Edwige Duvivier mourut le dimanche 1er février 1835, à l’âge de quarante-neuf ans. dès que la cloche du monastère et celles de Saint-Barnard eurent annoncé le deuil de la Congrégation, le peuple de Romans s’écria d’une voix unanime : « La Sainte est morte ! » Son corps fut exposé au milieu du chœur et ne cessa d’être visité par une foule désireuse de rendre un dernier hommage à celle qui avait passé sa vie en faisant le bien.

L’info en +

Amédée Philippe Duvivier, sauveur de l’église Sainte-Croix. Comme nous l’avons vu, c’était un ancêtre de son épouse qui avait fondé le calvaire de Romans. À la fin de la Révolution française, des Frères Chartreux de Bouvantes avaient fait l’acquisition du couvent mais l’église contiguë ne leur appartenait pas. Vendue une première fois aux sœurs Junillon et Berthoin, elle l’avait été, une seconde fois, en 1796, à un autre habitant de Romans, nommé Jean-Pierre Dépit. Celui-ci, ne sachant comment l’utiliser, s’apprêtait à la démolir et ce fut alors que M. Duvivier intervint.
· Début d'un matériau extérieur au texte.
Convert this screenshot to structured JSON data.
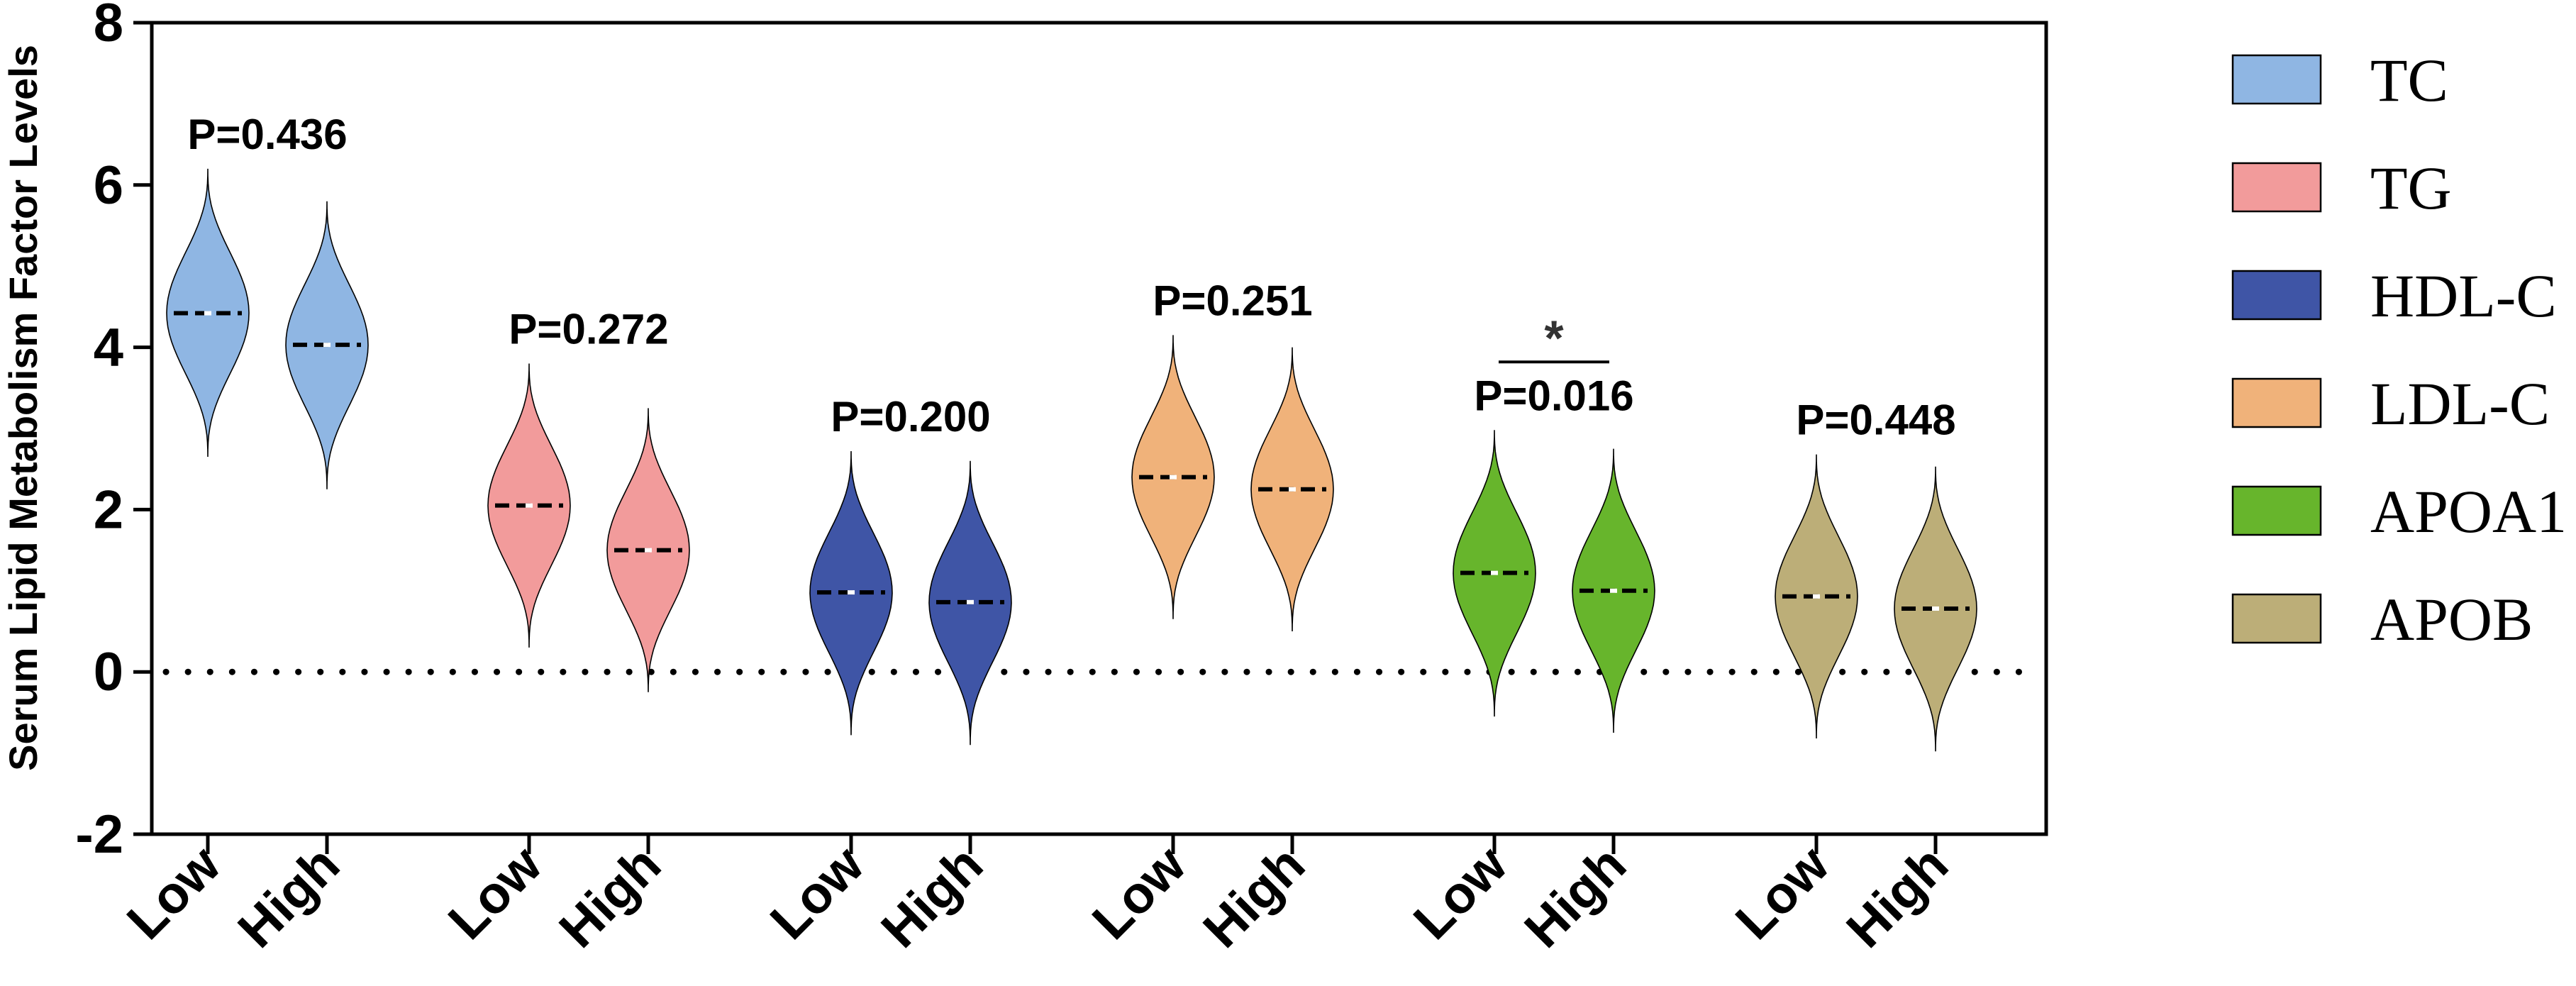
{
  "chart_data": {
    "type": "violin",
    "ylabel": "Serum Lipid Metabolism Factor Levels",
    "ylim": [
      -2,
      8
    ],
    "yticks": [
      -2,
      0,
      2,
      4,
      6,
      8
    ],
    "reference_line": {
      "y": 0,
      "style": "dotted"
    },
    "categories": [
      "Low",
      "High"
    ],
    "groups": [
      {
        "name": "TC",
        "color": "#8fb6e3",
        "p_value": "P=0.436",
        "significance": "",
        "violins": [
          {
            "category": "Low",
            "median": 4.42,
            "min": 2.65,
            "max": 6.2
          },
          {
            "category": "High",
            "median": 4.03,
            "min": 2.25,
            "max": 5.8
          }
        ]
      },
      {
        "name": "TG",
        "color": "#f29b9b",
        "p_value": "P=0.272",
        "significance": "",
        "violins": [
          {
            "category": "Low",
            "median": 2.05,
            "min": 0.3,
            "max": 3.8
          },
          {
            "category": "High",
            "median": 1.5,
            "min": -0.25,
            "max": 3.25
          }
        ]
      },
      {
        "name": "HDL-C",
        "color": "#3f55a6",
        "p_value": "P=0.200",
        "significance": "",
        "violins": [
          {
            "category": "Low",
            "median": 0.98,
            "min": -0.78,
            "max": 2.72
          },
          {
            "category": "High",
            "median": 0.86,
            "min": -0.9,
            "max": 2.6
          }
        ]
      },
      {
        "name": "LDL-C",
        "color": "#f0b27a",
        "p_value": "P=0.251",
        "significance": "",
        "violins": [
          {
            "category": "Low",
            "median": 2.4,
            "min": 0.65,
            "max": 4.15
          },
          {
            "category": "High",
            "median": 2.25,
            "min": 0.5,
            "max": 4.0
          }
        ]
      },
      {
        "name": "APOA1",
        "color": "#67b52c",
        "p_value": "P=0.016",
        "significance": "*",
        "violins": [
          {
            "category": "Low",
            "median": 1.22,
            "min": -0.55,
            "max": 2.98
          },
          {
            "category": "High",
            "median": 1.0,
            "min": -0.75,
            "max": 2.75
          }
        ]
      },
      {
        "name": "APOB",
        "color": "#bcae78",
        "p_value": "P=0.448",
        "significance": "",
        "violins": [
          {
            "category": "Low",
            "median": 0.93,
            "min": -0.82,
            "max": 2.68
          },
          {
            "category": "High",
            "median": 0.78,
            "min": -0.98,
            "max": 2.53
          }
        ]
      }
    ],
    "legend": {
      "position": "right",
      "entries": [
        "TC",
        "TG",
        "HDL-C",
        "LDL-C",
        "APOA1",
        "APOB"
      ]
    }
  }
}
Le 18 février 1797, il racheta l’édifice qu’il paya comptant, et, sans délai, il en remit les clefs aux Chartreux tout en s’en réservant la propriété. Plus tard, sa veuve et ses enfants, fidèles interprètes de ses intentions, cédaient tous leurs droits à l’évêque de Valence, devenu acquéreur du couvent et de ses dépendances. C’est ainsi que l’église Sainte-Croix fut sauvée d’une entière destruction grâce à la famille Duvivier.